Program Office: Public and Indian Housing  

Funding Opportunity Title: FY 2022 Choice Neighborhoods Implementation Grant Program  

Funding Opportunity Number: FR-6600-N-34  

Assistance Listing Number: 14.889  

OMB Approval Number: 2577-0269

Due Date for Implementation Applications remains: 01/11/2023 

Due Date for Supplemental Applications: 02/06/2023

NOTE:  Any application received after the Jan 11th deadline that is not applying for the Supplemental Funding is automatically ineligible.

Available Funds: Funding of approximately $379,000,000 is available through this NOFO. Additional funds may become available for award under this NOFO. Use of these funds might be subject to statutory constraints or other requirements. All awards are subject to the funding restrictions contained in this NOFO. 

Preference Points: HUD may award no more than four total preferences points for a combination of any of the four (4) preferences (Climate Change, Environmental Justice, Promise Zones (PZ) or Historically Black Colleges and Universities (HBCU). Each preference is worth up to two (2) points. For example, points may be awarded for Climate Change and Environmental Justice, or for Promise Zones and HBCUs. 

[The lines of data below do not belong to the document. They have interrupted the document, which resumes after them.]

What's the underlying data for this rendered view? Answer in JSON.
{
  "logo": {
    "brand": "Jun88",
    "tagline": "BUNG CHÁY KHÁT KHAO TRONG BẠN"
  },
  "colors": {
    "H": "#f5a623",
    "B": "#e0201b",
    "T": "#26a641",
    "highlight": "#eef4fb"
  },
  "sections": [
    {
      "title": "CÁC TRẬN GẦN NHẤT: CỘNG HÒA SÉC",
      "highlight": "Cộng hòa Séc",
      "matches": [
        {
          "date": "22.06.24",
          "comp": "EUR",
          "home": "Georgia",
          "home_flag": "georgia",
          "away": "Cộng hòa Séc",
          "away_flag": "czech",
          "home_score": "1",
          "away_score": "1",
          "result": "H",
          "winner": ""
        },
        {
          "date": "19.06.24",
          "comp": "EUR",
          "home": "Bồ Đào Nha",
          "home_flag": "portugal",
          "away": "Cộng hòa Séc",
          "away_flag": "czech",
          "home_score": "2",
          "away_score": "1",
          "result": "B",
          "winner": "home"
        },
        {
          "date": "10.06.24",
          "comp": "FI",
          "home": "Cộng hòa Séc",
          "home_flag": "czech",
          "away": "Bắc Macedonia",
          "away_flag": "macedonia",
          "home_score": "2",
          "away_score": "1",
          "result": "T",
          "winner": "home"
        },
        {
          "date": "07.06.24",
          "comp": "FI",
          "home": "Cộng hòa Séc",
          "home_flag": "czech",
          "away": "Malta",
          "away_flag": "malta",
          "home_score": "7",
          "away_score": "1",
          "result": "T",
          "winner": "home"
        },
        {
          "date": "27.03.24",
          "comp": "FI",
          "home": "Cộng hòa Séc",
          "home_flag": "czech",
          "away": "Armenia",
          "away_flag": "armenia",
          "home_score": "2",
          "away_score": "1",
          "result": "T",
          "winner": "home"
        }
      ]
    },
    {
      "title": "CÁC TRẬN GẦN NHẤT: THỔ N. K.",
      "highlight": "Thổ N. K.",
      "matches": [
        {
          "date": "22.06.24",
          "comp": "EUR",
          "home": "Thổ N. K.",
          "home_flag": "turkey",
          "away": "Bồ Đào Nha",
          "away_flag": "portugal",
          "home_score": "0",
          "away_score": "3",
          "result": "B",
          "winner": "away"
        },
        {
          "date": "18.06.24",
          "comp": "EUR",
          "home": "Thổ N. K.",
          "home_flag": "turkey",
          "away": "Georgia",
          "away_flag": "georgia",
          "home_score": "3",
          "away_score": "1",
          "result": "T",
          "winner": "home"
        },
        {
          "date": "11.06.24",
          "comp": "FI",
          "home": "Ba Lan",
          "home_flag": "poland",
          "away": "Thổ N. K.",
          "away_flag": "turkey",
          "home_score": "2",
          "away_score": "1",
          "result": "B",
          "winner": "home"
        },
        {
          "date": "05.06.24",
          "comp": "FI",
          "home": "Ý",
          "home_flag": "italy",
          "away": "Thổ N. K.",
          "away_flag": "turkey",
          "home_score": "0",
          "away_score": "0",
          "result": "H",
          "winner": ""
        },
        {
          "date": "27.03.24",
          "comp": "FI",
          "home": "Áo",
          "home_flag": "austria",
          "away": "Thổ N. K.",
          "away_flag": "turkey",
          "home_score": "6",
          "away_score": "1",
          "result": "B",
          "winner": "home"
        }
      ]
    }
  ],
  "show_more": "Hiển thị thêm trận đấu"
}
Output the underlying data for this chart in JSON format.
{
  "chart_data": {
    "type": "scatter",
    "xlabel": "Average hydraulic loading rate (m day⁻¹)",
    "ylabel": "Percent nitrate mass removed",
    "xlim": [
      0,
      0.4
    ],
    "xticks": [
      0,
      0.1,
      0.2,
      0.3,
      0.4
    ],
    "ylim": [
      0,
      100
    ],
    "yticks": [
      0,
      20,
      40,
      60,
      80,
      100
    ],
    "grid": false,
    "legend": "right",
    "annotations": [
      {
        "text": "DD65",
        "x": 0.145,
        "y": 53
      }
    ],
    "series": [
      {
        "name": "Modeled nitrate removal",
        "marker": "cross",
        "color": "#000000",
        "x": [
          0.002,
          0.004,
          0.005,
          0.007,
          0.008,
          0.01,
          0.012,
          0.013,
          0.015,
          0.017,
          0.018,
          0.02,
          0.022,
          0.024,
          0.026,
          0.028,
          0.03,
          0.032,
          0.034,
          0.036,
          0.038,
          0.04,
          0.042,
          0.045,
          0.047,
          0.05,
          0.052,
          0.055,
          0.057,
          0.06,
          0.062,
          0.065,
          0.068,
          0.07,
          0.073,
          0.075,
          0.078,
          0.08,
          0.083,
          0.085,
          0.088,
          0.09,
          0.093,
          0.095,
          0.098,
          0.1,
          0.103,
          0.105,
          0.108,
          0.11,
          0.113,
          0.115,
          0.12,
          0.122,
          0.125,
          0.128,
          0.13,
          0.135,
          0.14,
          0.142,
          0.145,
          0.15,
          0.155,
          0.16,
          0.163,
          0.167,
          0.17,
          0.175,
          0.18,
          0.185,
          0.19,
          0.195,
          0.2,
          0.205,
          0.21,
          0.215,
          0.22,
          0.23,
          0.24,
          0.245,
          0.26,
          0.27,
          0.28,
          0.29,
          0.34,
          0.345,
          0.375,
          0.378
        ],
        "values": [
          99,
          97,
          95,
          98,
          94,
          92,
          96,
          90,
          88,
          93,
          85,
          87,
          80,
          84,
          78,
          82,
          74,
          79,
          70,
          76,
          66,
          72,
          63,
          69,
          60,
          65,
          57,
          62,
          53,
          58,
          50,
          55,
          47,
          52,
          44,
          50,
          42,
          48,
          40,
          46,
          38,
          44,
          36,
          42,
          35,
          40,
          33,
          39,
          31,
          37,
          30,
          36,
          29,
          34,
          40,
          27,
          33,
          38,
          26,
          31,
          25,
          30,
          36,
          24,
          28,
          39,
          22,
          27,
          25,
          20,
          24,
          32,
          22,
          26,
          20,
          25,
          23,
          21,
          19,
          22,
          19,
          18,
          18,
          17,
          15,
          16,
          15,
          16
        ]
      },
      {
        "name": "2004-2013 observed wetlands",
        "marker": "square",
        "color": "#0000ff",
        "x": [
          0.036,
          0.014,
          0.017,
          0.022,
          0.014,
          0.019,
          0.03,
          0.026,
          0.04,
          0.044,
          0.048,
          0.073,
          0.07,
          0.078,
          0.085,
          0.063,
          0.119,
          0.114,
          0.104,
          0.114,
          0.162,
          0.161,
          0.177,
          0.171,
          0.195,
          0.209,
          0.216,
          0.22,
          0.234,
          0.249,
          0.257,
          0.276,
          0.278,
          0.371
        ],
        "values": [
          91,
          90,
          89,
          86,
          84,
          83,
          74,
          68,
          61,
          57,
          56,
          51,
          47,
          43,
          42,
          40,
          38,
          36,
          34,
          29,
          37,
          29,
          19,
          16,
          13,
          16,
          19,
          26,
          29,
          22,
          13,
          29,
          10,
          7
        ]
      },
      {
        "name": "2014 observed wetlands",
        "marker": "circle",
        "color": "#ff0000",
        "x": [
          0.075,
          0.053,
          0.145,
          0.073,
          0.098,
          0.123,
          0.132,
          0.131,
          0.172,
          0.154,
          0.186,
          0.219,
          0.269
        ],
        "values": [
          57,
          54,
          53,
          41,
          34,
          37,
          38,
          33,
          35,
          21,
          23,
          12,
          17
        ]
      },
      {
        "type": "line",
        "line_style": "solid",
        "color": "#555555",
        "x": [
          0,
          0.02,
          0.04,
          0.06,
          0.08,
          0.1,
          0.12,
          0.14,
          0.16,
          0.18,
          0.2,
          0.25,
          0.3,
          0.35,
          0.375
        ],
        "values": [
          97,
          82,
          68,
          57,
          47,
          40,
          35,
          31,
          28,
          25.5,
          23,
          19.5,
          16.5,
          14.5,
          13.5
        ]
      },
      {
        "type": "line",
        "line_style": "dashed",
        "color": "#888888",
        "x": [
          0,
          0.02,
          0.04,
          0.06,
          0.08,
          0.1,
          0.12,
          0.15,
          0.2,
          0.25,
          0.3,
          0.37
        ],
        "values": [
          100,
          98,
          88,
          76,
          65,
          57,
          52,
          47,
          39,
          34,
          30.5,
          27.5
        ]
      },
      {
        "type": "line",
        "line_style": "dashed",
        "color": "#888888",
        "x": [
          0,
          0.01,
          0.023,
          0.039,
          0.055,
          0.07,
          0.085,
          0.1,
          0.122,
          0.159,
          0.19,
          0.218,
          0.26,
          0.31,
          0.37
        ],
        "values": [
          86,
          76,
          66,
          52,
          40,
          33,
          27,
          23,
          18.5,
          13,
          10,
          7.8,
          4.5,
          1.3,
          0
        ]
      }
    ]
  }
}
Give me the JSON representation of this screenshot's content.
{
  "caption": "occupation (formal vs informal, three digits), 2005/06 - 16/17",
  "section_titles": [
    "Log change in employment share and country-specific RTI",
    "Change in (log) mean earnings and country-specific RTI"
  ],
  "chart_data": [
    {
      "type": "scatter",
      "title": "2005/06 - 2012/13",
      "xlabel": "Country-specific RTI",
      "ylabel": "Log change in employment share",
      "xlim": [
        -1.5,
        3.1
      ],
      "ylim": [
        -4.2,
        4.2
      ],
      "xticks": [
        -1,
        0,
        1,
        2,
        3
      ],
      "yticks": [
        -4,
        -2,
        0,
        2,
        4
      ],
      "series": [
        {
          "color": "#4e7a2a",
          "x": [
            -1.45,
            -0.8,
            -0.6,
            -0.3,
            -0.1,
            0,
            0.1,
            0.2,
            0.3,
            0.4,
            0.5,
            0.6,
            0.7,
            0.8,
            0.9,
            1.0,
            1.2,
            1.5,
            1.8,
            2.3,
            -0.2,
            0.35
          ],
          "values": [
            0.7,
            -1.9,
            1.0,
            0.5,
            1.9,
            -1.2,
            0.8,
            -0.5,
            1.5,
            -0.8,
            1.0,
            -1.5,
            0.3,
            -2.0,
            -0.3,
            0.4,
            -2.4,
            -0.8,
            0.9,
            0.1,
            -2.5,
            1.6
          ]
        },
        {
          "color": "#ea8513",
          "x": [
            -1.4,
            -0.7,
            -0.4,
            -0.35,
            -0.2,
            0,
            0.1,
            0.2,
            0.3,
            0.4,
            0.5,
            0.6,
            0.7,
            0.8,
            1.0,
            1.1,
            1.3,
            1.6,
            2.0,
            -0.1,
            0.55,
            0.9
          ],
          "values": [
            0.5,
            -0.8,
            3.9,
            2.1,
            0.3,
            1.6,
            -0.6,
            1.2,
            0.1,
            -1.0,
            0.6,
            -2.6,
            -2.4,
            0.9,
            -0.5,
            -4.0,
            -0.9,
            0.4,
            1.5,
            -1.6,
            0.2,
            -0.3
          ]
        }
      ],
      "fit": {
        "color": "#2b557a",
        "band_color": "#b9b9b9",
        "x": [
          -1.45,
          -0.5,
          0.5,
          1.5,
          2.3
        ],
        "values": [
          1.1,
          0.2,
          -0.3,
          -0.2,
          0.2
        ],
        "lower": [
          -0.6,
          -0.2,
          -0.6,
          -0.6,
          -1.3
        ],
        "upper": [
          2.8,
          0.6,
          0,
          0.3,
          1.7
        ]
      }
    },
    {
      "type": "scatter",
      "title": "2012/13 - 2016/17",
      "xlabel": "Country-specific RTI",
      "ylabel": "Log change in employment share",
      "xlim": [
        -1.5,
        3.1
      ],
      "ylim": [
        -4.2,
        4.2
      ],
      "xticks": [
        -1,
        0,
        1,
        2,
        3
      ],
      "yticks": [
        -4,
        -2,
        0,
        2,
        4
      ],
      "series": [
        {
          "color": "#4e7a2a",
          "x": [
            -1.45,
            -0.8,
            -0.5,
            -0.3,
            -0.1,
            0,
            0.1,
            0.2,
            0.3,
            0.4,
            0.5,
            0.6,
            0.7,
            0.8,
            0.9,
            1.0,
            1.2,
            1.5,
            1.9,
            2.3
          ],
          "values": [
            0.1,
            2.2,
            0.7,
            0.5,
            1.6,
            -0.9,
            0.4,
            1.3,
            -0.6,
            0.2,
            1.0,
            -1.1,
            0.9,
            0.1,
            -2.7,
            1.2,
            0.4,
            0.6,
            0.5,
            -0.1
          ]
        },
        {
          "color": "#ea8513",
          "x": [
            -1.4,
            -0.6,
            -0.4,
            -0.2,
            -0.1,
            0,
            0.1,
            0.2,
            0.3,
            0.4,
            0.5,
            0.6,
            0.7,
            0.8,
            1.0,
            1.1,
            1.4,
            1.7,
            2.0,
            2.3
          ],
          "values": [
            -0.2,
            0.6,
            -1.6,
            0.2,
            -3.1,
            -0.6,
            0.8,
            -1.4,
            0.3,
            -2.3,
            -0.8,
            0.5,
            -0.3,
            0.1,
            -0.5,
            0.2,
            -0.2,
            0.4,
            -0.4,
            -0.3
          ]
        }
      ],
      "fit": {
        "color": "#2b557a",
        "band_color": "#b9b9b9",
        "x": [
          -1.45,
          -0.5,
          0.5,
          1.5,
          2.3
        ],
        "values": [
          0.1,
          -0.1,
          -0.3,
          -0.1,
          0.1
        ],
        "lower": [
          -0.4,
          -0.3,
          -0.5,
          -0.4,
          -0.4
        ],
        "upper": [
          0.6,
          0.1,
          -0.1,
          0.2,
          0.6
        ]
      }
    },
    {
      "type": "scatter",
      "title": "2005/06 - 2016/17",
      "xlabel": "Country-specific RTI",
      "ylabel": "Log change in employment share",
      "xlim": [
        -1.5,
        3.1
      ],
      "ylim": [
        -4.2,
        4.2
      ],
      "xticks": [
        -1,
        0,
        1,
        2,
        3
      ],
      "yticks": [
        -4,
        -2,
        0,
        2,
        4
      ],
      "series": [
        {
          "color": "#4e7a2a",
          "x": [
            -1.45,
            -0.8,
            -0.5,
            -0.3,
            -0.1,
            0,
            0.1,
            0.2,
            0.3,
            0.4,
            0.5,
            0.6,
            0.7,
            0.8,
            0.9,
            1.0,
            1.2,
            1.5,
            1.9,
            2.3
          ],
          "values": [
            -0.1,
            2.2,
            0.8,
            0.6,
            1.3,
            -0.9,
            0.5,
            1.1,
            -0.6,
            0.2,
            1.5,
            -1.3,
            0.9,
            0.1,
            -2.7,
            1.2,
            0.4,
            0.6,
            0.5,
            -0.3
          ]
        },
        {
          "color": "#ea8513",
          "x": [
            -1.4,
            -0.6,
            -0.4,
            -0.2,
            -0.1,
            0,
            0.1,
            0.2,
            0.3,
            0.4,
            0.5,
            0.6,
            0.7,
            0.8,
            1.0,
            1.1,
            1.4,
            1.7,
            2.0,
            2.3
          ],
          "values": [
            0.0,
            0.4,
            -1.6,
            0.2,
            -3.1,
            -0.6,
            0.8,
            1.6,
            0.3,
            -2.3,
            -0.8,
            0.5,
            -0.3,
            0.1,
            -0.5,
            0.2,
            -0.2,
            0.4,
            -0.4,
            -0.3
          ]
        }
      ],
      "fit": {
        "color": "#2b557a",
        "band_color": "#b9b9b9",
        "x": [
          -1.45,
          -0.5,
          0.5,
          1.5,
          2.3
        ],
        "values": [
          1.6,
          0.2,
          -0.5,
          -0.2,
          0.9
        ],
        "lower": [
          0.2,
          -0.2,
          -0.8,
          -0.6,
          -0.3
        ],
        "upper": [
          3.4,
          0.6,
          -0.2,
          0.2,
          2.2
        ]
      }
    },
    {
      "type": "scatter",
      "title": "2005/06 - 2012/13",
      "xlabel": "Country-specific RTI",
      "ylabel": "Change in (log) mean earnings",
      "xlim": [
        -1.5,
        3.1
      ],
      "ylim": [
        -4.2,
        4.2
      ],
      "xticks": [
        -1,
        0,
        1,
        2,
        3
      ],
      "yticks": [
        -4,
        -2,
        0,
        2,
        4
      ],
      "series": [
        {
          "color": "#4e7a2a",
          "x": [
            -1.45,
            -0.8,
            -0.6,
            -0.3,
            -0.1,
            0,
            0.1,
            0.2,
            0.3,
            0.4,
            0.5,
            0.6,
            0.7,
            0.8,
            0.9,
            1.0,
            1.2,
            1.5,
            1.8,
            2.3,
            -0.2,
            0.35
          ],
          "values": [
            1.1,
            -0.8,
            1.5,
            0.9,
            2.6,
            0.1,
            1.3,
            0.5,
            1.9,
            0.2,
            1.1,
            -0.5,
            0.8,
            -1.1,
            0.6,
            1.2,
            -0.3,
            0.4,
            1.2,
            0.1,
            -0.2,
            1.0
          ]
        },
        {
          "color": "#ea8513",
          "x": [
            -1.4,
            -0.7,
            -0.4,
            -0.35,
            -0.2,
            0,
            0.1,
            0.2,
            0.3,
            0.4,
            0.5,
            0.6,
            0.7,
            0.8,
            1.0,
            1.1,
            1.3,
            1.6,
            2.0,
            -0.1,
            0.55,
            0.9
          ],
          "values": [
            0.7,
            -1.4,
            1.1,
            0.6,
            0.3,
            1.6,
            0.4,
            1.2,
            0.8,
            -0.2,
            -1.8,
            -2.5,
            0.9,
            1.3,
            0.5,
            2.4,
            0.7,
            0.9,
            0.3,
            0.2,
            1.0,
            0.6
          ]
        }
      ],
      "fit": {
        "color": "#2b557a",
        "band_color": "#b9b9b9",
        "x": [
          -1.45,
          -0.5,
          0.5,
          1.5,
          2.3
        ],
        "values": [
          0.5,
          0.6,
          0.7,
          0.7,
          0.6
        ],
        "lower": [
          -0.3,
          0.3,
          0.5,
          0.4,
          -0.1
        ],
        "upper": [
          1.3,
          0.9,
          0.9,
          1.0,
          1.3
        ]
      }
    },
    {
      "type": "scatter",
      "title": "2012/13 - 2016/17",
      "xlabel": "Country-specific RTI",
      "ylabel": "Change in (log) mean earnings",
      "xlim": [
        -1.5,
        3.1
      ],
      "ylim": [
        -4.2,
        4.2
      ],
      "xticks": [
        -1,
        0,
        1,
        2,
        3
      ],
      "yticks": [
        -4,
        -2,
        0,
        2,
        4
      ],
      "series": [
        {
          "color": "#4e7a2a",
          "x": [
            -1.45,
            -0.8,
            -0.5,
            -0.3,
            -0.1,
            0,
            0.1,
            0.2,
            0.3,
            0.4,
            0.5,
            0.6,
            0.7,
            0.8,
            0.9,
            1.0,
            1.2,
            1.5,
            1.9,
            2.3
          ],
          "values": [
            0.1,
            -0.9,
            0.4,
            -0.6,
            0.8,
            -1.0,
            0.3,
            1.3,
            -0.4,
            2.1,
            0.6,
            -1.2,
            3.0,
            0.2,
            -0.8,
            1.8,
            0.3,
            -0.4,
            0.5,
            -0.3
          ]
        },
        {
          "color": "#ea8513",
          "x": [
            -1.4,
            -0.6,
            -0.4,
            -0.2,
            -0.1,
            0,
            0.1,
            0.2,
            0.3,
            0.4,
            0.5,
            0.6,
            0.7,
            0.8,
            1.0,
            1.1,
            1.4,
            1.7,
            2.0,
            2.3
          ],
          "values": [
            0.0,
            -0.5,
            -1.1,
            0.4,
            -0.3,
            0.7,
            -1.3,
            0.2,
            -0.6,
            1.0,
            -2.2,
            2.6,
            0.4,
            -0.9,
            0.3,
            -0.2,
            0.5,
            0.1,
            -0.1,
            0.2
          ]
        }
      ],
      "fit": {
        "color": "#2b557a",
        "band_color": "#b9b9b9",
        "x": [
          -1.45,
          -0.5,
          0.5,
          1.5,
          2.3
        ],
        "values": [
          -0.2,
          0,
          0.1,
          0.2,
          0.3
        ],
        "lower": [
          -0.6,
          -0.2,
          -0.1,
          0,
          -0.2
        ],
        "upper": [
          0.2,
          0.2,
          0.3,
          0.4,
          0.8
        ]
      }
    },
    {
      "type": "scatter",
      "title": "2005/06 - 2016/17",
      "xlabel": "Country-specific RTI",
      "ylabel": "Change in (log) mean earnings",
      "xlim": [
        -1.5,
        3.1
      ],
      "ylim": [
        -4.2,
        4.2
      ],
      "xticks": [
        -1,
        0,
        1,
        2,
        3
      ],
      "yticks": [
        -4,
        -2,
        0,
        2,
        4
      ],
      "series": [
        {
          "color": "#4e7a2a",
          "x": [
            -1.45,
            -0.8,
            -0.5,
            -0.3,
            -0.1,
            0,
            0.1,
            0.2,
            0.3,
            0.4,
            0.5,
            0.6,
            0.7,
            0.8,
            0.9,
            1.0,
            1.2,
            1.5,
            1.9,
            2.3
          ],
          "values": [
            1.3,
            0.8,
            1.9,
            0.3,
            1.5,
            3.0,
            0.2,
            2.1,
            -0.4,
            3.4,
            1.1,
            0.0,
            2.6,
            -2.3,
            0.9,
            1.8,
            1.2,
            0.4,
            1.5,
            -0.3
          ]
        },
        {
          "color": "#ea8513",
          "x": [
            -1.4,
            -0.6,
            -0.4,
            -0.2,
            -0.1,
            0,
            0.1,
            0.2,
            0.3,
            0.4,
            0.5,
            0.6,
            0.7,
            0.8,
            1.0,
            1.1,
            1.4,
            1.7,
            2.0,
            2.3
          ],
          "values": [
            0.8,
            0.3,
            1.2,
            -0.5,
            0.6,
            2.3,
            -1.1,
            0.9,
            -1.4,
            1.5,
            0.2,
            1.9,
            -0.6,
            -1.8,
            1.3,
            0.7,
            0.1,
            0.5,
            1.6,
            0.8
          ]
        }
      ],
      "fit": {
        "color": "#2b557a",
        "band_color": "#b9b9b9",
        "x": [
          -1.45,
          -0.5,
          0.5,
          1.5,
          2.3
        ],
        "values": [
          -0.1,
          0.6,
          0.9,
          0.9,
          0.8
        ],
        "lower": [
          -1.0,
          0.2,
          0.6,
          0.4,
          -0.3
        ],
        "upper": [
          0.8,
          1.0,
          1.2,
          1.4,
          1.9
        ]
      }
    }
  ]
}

Agency Contact: HUD staff will be available to provide clarification on the content of this NOFO. Questions regarding specific program requirements for this NOFO should be directed to the POC listed below. Name: Choice Neighborhoods, Email: ChoiceNeighborhoods@hud.gov

Persons with hearing or speech impairments may access this number via TTY by calling the toll-free Federal Relay Service at 800-877-8339. Please note that HUD staff cannot assist applicants in preparing their applications.